Cruzó la plaza vacía, pasó frente al enorme árbol navideño, y se detuvo frente al banco donde solía sentarse su abuelo a tocar.
—Ojalá pudieras estar aquí, abuelo —susurró.
Entonces, un sonido extraño quebró el silencio.
Un violín.
Primero suave, casi tímido… luego más claro, más puro.
Era una melodía que Claire conocía bien: “Silent Night”.

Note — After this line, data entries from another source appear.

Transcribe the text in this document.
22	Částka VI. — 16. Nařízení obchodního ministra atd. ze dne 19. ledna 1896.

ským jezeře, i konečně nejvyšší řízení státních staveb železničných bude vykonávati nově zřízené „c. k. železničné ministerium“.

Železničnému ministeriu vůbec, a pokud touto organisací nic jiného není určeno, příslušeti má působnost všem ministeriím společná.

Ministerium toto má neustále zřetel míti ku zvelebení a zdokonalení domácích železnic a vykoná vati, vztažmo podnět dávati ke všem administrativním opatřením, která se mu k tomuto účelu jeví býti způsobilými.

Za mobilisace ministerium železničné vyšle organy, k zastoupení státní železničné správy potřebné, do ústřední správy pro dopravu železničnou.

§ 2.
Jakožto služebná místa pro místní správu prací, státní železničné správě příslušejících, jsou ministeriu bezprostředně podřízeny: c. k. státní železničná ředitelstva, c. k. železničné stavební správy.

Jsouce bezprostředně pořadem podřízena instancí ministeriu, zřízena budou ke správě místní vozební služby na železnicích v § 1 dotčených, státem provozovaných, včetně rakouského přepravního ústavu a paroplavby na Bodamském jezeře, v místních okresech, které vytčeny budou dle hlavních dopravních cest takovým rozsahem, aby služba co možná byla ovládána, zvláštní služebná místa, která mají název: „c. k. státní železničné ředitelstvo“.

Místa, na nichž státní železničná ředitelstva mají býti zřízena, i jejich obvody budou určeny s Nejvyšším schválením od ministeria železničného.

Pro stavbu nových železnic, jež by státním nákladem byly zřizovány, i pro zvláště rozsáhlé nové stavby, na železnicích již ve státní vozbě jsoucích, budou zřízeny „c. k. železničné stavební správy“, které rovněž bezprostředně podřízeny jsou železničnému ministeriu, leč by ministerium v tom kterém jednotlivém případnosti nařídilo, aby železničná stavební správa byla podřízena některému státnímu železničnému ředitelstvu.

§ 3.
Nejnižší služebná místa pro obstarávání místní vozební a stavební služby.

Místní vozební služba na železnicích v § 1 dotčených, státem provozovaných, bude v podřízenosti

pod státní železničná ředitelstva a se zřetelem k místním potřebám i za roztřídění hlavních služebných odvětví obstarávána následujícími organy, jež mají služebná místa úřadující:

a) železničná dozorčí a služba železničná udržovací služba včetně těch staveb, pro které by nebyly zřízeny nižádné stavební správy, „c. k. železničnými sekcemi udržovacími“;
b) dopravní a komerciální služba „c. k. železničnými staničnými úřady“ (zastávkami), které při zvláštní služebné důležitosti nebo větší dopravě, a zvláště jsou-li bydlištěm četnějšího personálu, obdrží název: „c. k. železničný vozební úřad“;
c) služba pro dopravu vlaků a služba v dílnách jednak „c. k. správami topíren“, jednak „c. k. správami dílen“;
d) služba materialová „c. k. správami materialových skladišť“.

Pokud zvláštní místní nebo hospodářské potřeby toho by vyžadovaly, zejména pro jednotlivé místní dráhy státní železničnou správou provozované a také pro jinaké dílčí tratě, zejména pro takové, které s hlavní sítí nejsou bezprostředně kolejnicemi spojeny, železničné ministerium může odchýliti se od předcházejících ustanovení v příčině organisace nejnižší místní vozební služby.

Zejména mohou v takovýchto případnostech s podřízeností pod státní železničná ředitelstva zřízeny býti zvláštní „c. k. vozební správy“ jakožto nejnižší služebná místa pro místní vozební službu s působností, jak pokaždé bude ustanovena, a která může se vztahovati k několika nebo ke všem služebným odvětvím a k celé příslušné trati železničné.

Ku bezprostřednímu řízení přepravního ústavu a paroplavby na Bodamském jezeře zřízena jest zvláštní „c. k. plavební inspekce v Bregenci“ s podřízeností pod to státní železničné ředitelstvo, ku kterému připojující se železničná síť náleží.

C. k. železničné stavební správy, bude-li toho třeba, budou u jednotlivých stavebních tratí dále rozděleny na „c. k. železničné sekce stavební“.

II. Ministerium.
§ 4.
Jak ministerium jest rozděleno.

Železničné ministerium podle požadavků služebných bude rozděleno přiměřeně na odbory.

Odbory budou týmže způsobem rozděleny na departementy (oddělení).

Su abuelo la había tocado para ella desde que era niña.
Su corazón dio un salto.
—No… no puede ser…
Siguió la música hasta una calle lateral, donde la niebla y la nieve bailaban juntas bajo un farol.
Y allí lo vio.
Un hombre delgado, de abrigo oscuro, tocando un violín antiguo.
Tenía la cabeza inclinada y el cabello gris cayéndole por la frente.
La luz no permitía ver bien su rostro… pero la postura, la delicadeza, el movimiento de sus manos—todo le resultaba familiar.
Claire dio un paso adelante.
—¿Abuelo?
El violinista se detuvo.
Levantó el rostro y sonrió con ternura.
La misma sonrisa que ella había visto miles de veces.
—Claire —susurró él con una voz que parecía mezclarse con el viento—. No estás sola.
Ella corrió hacia él, con el corazón vibrando, pero cuando la nieve giró como un remolino entre ambos… el hombre desapareció.
El violín también.
Solo quedó el farol, la nieve… y un pequeño objeto en el banco junto a él.
Un estuche de madera.
El estuche del violín de Arthur.
Con las manos temblorosas, Claire lo abrió.
Dentro no había violín, pero sí una hoja escrita con la caligrafía de su abuelo:
“Sigue tocando. Yo estaré contigo en cada nota.
Feliz Navidad, mi niña.”
Claire cayó de rodillas, llorando de emoción y gratitud.
A la mañana siguiente, cuando llevó el estuche a la iglesia, el sacerdote se sorprendió.
Ese estuche había sido enterrado con su abuelo.
Nadie supo cómo había aparecido allí.
Pero Claire sí lo sabía en lo más profundo de su alma:
su abuelo había regresado una última vez…
para que la música —y su amor— nunca se apagara.